The US Dollar has enjoyed a rally for quite some months, to the point that USD long position has become a boring proposition. So we're looking for a change of trend.
Best course of action is to wait for this week's to close for confirmation or look for pattern for an earlier confirmation.
"DEFINITION OF 'HANGING MAN'
A bearish candlestick pattern that forms at the end of an uptrend. It is created when there is a significant sell-off near the market open, but buyers are able to push this stock back up so that it closes at or near the opening price. Generally the large sell-off is seen as an early indication that the bulls (buyers) are losing control and demand for the asset is waning. "
If this pattern is found at the end of a downtrend, it is known as a "hammer".
Here's a NASDAQ monthly hanging man. At least it made me a good bit of money in January. HM at a key resistance level.
1 - from what I've seen until now, inexperienced traders buy breakouts, and whenever a decline occurs, they think it is the end of the trend. They do not tend to jump on corrections (if they would, they would make money in the markets, most certainly). This is a personal opinion.
2 - secondly, if you go in the depth of the candle, it means that at a certain point in time (this is a weekly chart, I will use it as an example), lets say on Tuesday, people were bearish on the dollar, but then by the end of the week, the bearishness vanished and professionals closed the week near the open. This is absorption. The selling pressure has been absorbed, short positions have been taken out due to the rally at the end of the week, weak longs have been shaken out by the fall at the beginning of the week. Something being bearish for some time and then at the end of the week turning bullish... that is not bearish to me.
Of course this doesn't happen all the time, and I wouldn't use a monthly chart as a starting point for a study. The month is too long, many things can happen. I for one, use the monthly chart only to look where price stands in comparison with the past years. I do not use any technical analysis on it (looking at a chart is technical analysis and all that nonsense that someone would say just to prove how wrong I am.... you got my point).
There is a concept very unfamiliar to so many people, and that is absorption. I recommend to read David Weis' book, which is a modern adaptation to the Wyckoff method. Wyckoff was the first to introduce the concept of absorption. The first sign of absorption is the hanging man candlestick.

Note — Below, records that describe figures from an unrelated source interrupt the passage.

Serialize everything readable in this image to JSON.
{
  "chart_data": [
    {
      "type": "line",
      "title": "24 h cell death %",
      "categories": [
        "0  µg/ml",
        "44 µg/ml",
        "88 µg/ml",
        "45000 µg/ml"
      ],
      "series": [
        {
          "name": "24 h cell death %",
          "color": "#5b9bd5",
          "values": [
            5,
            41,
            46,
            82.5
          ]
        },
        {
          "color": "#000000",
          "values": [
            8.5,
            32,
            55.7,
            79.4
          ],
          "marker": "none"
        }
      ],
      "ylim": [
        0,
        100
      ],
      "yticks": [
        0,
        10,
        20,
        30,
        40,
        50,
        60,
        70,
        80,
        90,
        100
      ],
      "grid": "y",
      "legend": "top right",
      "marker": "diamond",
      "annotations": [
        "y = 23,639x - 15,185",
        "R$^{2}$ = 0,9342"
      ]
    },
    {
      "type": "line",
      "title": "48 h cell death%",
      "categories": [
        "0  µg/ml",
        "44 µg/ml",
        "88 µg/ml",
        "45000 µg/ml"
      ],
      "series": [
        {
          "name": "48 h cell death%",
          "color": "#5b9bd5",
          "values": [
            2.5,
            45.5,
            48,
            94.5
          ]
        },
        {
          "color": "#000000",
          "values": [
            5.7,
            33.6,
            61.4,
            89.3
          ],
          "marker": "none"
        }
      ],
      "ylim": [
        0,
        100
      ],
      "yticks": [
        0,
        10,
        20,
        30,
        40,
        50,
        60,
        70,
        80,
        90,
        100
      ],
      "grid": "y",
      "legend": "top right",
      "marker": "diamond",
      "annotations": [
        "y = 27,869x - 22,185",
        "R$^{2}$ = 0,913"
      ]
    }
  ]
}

Now you guys provided some chart examples. The problem with that is that both of you look at the top for hanging man candlesticks. I encourage you to scroll back a bit, and highlight all the hanging man candlesticks on the chart, that means the ones that didn't play out by the book should be in there too. Also jangseohee, you should study the difference between a hanging man and a hammer, because you got them wrong. Some candles you highlighted took place after bearish candles, and although it can't be called a downtrend, a candle like that after a bearish candle is more of a hammer rather than a hanging man. However, no matter how you call it, it is bullish.